Some shelters claim to be “no kill” – which can be interpreted in several ways. For some this means they will accept animals until their space if filled, and then not accept any more until a cage becomes available. Animals who are not adopted may end up spending their entire lives in a cage, without the opportunity to sit on a couch, go for a walk, or have a family to love. Other “no kill” shelters do not kill “adoptable animals” but the definition of “unadoptable” is determined by the shelter. It might include animals with a congenital defect, a crippling condition, aggression toward people or other animals, a severe skin condition, extreme shyness, incontinence, or other serious problems.
According to state law, every township must provide animal control, and shelters which hold these contracts must accept all animals brought in by animal control officers. Strays must be held for the required 7 days before being put up for adoption or euthanized. Some shelters hold animals involved in cruelty or criminal cases. Because the animals cannot be seized from the owner until the court decides the case, they cannot be adopted out or euthanized until the case is settled, sometimes months later.
All shelters have limited space. For every baby born, 12 puppies and 40 kittens are also born. Although humane groups try to educate the public about spay/neuter, the reality is that there are more animals than homes. And as you have experienced first hand, many animals who do have homes do not get to stay there for their entire lives.
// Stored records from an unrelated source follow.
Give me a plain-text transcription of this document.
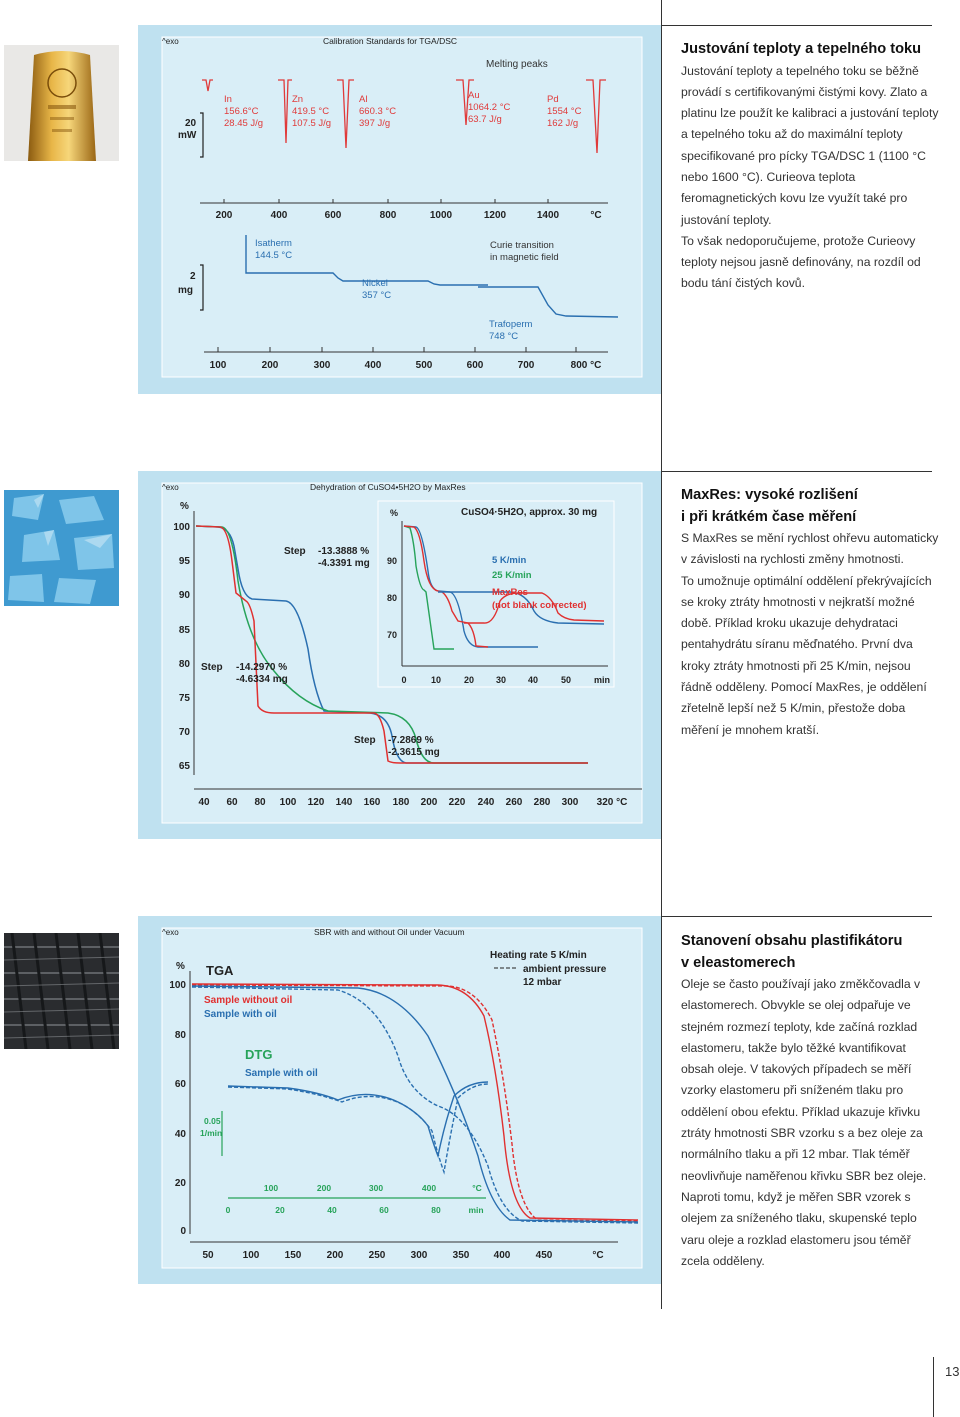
^exo	Calibration Standards for TGA/DSC
Melting peaks
20
mW
In
156.6°C
28.45 J/g
Zn
419.5 °C
107.5 J/g
Al
660.3 °C
397 J/g
Au
1064.2 °C
63.7 J/g
Pd
1554 °C
162 J/g
200	400	600	800	1000	1200	1400	°C
2
mg
Isatherm
144.5 °C
Nickel
357 °C
Trafoperm
748 °C
Curie transition
in magnetic field
100	200	300	400	500	600	700	800 °C
Justování teploty a tepelného toku

Justování teploty a tepelného toku se běžně provádí s certifikovanými čistými kovy. Zlato a platinu lze použít ke kalibraci a justování teploty a tepelného toku až do maximální teploty specifikované pro pícky TGA/DSC 1 (1100 °C nebo 1600 °C). Curieova teplota feromagnetických kovu lze využít také pro justování teploty.

To však nedoporučujeme, protože Curieovy teploty nejsou jasně definovány, na rozdíl od bodu tání čistých kovů.

^exo	Dehydration of CuSO4•5H2O by MaxRes
%
100
95
90
85
80
75
70
65
Step -13.3888 %
-4.3391 mg
Step -14.2970 %
-4.6334 mg
Step -7.2869 %
-2.3615 mg
%	CuSO4·5H2O, approx. 30 mg
90
80
70
0	10	20 30 40	50	min
5 K/min
25 K/min
MaxRes
(not blank corrected)
40 60 80 100 120 140 160 180 200 220 240 260 280 300 320 °C
MaxRes: vysoké rozlišení
i při krátkém čase měření

S MaxRes se mění rychlost ohřevu automaticky v závislosti na rychlosti změny hmotnosti.

To umožnuje optimální oddělení překrývajících se kroky ztráty hmotnosti v nejkratší možné době. Příklad kroku ukazuje dehydrataci pentahydrátu síranu měďnatého. První dva kroky ztráty hmotnosti při 25 K/min, nejsou řádně odděleny. Pomocí MaxRes, je oddělení zřetelně lepší než 5 K/min, přestože doba měření je mnohem kratší.

^exo	SBR with and without Oil under Vacuum
% TGA
100
80
60
40
20
0
Sample without oil
Sample with oil
Heating rate 5 K/min
ambient pressure
12 mbar
DTG
Sample with oil
0.05
1/min
100	200	300	400	°C
0	20	40	60	80	min
50	100	150	200	250	300	350 400	450	°C
Stanovení obsahu plastifikátoru
v eleastomerech

Oleje se často používají jako změkčovadla v elastomerech. Obvykle se olej odpařuje ve stejném rozmezí teploty, kde začíná rozklad elastomeru, takže bylo těžké kvantifikovat obsah oleje. V takových případech se měří vzorky elastomeru při sníženém tlaku pro oddělení obou efektu. Příklad ukazuje křivku ztráty hmotnosti SBR vzorku s a bez oleje za normálního tlaku a při 12 mbar. Tlak téměř neovlivňuje naměřenou křivku SBR bez oleje. Naproti tomu, když je měřen SBR vzorek s olejem za sníženého tlaku, skupenské teplo varu oleje a rozklad elastomeru jsou téměř zcela odděleny.

13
They are given up because of moving, divorce, owners who become ill, and many other reasons.
When a family can no longer keep their animal, the best thing to do is to find a new home. But not everyone knows how, and many end up bringing their unwanted animals to a shelter. If you spent a week at any shelter, you would be amazed by the beautiful, healthy, and loved dogs, cats, rabbits, ferrets, potbellied pigs, guinea pigs and other animals who come through the doors. Fewer than 40% end up in new homes.
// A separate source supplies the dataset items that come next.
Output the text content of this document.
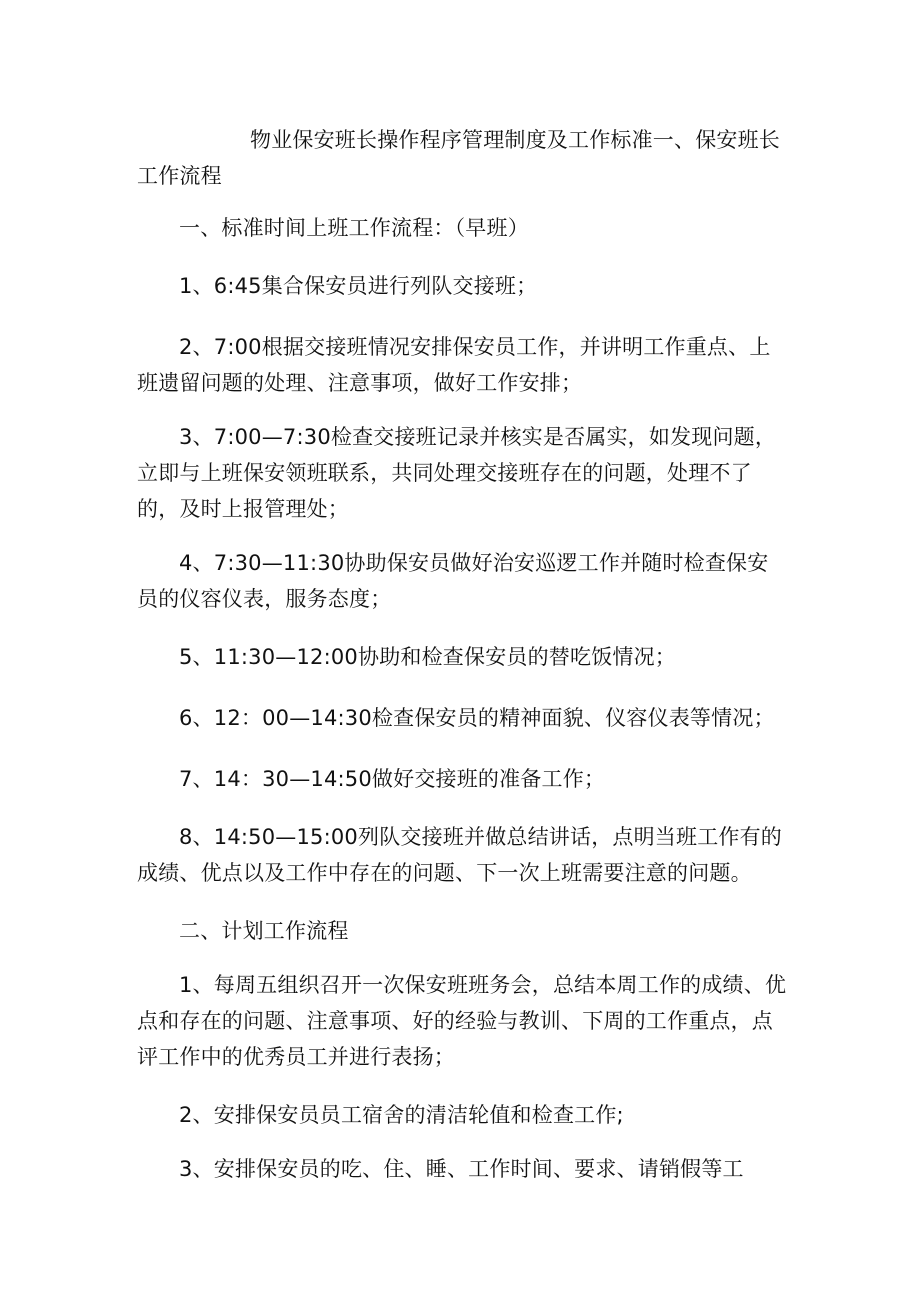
物业保安班长操作程序管理制度及工作标准一、保安班长工作流程

一、标准时间上班工作流程：（早班）

1、6:45集合保安员进行列队交接班；

2、7:00根据交接班情况安排保安员工作，并讲明工作重点、上班遗留问题的处理、注意事项，做好工作安排；

3、7:00—7:30检查交接班记录并核实是否属实，如发现问题，立即与上班保安领班联系，共同处理交接班存在的问题，处理不了的，及时上报管理处；

4、7:30—11:30协助保安员做好治安巡逻工作并随时检查保安员的仪容仪表，服务态度；

5、11:30—12:00协助和检查保安员的替吃饭情况；

6、12：00—14:30检查保安员的精神面貌、仪容仪表等情况；

7、14：30—14:50做好交接班的准备工作；

8、14:50—15:00列队交接班并做总结讲话，点明当班工作有的成绩、优点以及工作中存在的问题、下一次上班需要注意的问题。

二、计划工作流程

1、每周五组织召开一次保安班班务会，总结本周工作的成绩、优点和存在的问题、注意事项、好的经验与教训、下周的工作重点，点评工作中的优秀员工并进行表扬；

2、安排保安员员工宿舍的清洁轮值和检查工作;

3、安排保安员的吃、住、睡、工作时间、要求、请销假等工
At most shelters, the animals get clean cages, fresh water, nutritious food, and health care. But the stress of being moved from a home to a crowded shelter can cause any animal to have problems. Friendly dogs may become terrified or aggressive. They may forget their toilet training because don’t get out for walks. They may become sick because they are exposed to so many other animals. And new animals come into the shelter every day.
Shelters have a limited number of cages, and new animals need space, food and care. Most shelters operate on a tight budget and depend on donations. Shelter work is a difficult and dirty job, which includes cleaning cages, dealing with noise, nurturing and loving the animals, and then killing them when there is not enough space.
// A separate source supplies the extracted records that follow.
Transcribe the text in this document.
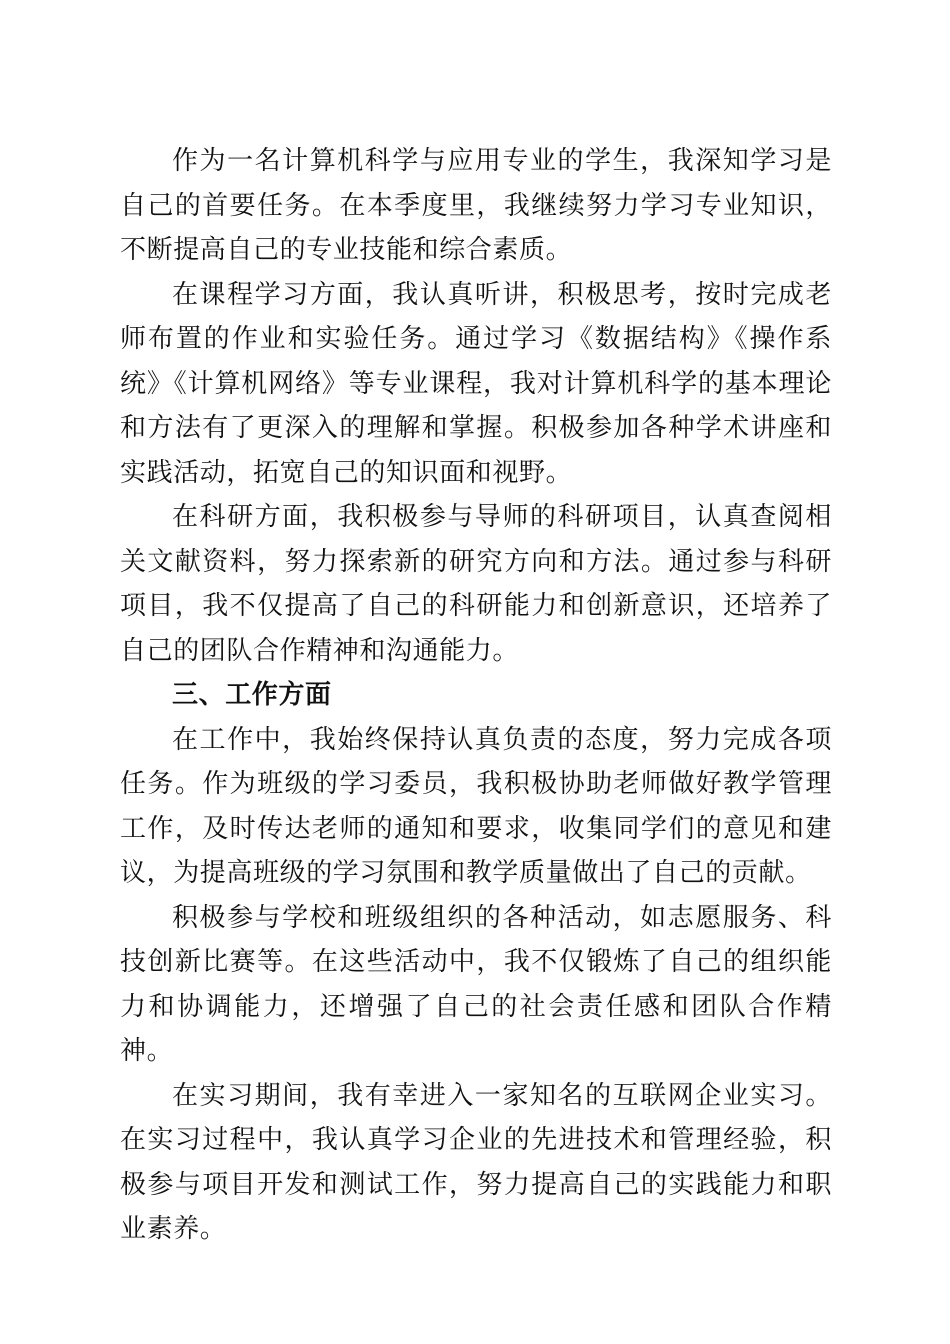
作为一名计算机科学与应用专业的学生，我深知学习是自己的首要任务。在本季度里，我继续努力学习专业知识，不断提高自己的专业技能和综合素质。

在课程学习方面，我认真听讲，积极思考，按时完成老师布置的作业和实验任务。通过学习《数据结构》《操作系统》《计算机网络》等专业课程，我对计算机科学的基本理论和方法有了更深入的理解和掌握。积极参加各种学术讲座和实践活动，拓宽自己的知识面和视野。

在科研方面，我积极参与导师的科研项目，认真查阅相关文献资料，努力探索新的研究方向和方法。通过参与科研项目，我不仅提高了自己的科研能力和创新意识，还培养了自己的团队合作精神和沟通能力。

三、工作方面

在工作中，我始终保持认真负责的态度，努力完成各项任务。作为班级的学习委员，我积极协助老师做好教学管理工作，及时传达老师的通知和要求，收集同学们的意见和建议，为提高班级的学习氛围和教学质量做出了自己的贡献。

积极参与学校和班级组织的各种活动，如志愿服务、科技创新比赛等。在这些活动中，我不仅锻炼了自己的组织能力和协调能力，还增强了自己的社会责任感和团队合作精神。

在实习期间，我有幸进入一家知名的互联网企业实习。在实习过程中，我认真学习企业的先进技术和管理经验，积极参与项目开发和测试工作，努力提高自己的实践能力和职业素养。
What is a “reasonable” amount of time for a shelter to keep an animal? It depends on the animal. Some suffer so badly in a cage that one or two days is more than they can endure. Others adjust to being confined, but are not appealing to potential adopters. Too big, small, noisy, timid, old or young. Hair too long or short or the wrong color. Potential adopters are like shoppers in a store. They may look at dozens of “items” before they find one they want, and the rest of the “merchandise” at the shelter stays “on the shelf.” Stores can have a clearance sale, and then throw unsold items in a dumpster. Shelters resort to euthanasia.
Is it fair? Of course not. Is killing homeless animals the right way to deal with the situation? Absolutely not! Wonderful animals become victims. Your dog was a victim. Was it the shelter’s fault? Should the shelter have kept your dog for more than three weeks? We don’t know which shelter, and we didn’t know your dog, so we can’t say for sure. Most shelters sincerely try to do the best they can for every animal who enters their doors. We’re sorry your dog did not find a good home. We truly hope he did not suffer. We hope this answers your question.